3. Lorsqu'il statue sur un recours dirigé contre une décision refusant l'attribution de la mention " stationnement pour personnes handicapées " sur la carte mobilité inclusion prévue par les dispositions précitées, il appartient au juge administratif, eu égard tant à la finalité de son intervention qu'à sa qualité de juge de plein contentieux de l'aide et de l'action sociale, non de se prononcer sur les éventuels vices propres de la décision attaquée, mais d'examiner si l'octroi d'une carte mobilité inclusion portant la mention " stationnement pour personnes handicapées " est justifiée et de se prononcer lui-même sur la demande en recherchant si, au regard des circonstances de fait dont il est justifié à la date de sa propre décision, le handicap du demandeur justifie que lui soit attribuée la carte sollicitée. Il s'ensuit que le moyen tiré de l'incompétence de l'auteur de l'acte ne peut, en tout état de cause, qu'être écarté comme inopérant.

4. En second lieu, l'annexe de l'arrêté du 3 janvier 2017, visé ci-dessus, relative aux modalités d'appréciation d'une mobilité pédestre réduite et de la perte d'autonomie dans un déplacement, prévoit que le critère relatif à la " réduction importante de la capacité et de l'autonomie de déplacement à pied " est rempli soit lorsque la personne a un périmètre de marche limité et inférieur à 200 mètres, soit lorsqu'elle a systématiquement recours à une aide humaine, à une prothèse de membre inférieur, à une canne ou à tout autre appareillage manipulé à l'aide d'un ou des deux membres supérieurs, par exemple à un déambulateur, à un véhicule pour personnes handicapées, notamment un fauteuil roulant, soit enfin lorsqu'elle a recours, lors de tous ses déplacements extérieurs, à une oxygénothérapie.

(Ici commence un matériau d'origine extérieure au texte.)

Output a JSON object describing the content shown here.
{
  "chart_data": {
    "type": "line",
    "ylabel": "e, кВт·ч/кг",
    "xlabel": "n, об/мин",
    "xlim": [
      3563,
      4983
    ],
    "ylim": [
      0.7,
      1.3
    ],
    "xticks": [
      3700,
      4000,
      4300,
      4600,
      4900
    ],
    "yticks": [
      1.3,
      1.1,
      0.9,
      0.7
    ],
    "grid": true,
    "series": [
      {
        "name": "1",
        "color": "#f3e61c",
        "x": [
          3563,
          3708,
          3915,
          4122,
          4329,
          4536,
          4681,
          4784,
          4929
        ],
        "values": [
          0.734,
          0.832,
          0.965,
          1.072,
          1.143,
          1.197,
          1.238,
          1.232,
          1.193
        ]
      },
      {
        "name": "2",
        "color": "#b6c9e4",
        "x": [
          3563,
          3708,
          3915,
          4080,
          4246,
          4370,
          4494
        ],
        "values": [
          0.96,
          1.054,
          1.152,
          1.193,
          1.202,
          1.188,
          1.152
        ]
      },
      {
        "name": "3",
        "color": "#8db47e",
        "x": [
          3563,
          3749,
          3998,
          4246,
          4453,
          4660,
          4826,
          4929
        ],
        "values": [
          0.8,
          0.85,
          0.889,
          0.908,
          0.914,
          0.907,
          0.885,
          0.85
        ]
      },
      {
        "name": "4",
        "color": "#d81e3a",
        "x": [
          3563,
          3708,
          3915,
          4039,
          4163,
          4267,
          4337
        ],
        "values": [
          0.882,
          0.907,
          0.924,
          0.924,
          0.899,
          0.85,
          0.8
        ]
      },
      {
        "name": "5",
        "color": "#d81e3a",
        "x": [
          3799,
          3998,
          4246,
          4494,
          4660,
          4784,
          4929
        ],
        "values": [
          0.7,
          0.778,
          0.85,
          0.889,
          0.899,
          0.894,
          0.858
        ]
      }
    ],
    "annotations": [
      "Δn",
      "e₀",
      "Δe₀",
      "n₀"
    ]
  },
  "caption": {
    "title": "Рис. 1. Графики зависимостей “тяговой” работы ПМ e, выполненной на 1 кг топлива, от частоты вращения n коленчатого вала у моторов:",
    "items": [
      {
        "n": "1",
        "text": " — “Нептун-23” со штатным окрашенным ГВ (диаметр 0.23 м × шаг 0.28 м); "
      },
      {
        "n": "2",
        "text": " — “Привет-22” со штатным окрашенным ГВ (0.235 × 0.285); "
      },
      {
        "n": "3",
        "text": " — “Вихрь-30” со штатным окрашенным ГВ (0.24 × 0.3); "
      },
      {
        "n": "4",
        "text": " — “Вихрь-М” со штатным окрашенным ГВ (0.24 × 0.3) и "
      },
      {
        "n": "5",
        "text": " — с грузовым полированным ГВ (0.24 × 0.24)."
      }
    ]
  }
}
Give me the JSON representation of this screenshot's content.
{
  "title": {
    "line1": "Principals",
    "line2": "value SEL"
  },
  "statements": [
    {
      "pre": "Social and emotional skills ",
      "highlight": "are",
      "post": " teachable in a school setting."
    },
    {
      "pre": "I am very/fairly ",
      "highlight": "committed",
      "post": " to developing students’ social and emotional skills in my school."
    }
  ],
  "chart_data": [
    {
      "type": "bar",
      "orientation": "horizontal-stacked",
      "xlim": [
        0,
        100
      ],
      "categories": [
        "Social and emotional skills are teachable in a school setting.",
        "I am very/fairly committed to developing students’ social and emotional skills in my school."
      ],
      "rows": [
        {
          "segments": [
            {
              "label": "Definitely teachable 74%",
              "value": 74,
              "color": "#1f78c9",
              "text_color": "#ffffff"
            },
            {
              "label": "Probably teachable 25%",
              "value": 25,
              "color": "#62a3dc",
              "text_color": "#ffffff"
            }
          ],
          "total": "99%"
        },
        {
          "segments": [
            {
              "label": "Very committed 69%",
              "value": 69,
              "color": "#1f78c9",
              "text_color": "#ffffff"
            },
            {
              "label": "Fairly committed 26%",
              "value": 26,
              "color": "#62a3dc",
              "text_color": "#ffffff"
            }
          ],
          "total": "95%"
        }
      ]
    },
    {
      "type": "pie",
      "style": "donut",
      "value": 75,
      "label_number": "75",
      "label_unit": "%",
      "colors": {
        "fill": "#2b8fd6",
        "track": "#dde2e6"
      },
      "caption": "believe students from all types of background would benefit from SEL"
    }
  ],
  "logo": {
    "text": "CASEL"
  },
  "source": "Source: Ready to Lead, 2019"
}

5. Il résulte de ces dispositions que l'arrêté du 3 janvier 2017 définit, en application du IV de l'article R. 241-12-1 du code de l'action sociale et des familles, les modalités d'appréciation d'une mobilité pédestre réduite et de la perte d'autonomie dans le déplacement individuel, de sorte que seule peut être regardée comme ayant droit à l'attribution de la carte " mobilité inclusion " portant la mention " stationnement pour personnes handicapées " une personne qui satisfait aux critères fixés par cet arrêté, c'est-à-dire, s'agissant du critère de réduction importante de la capacité et de l'autonomie de déplacement à pied, qui se trouve dans l'une des trois situations qu'il prévoit.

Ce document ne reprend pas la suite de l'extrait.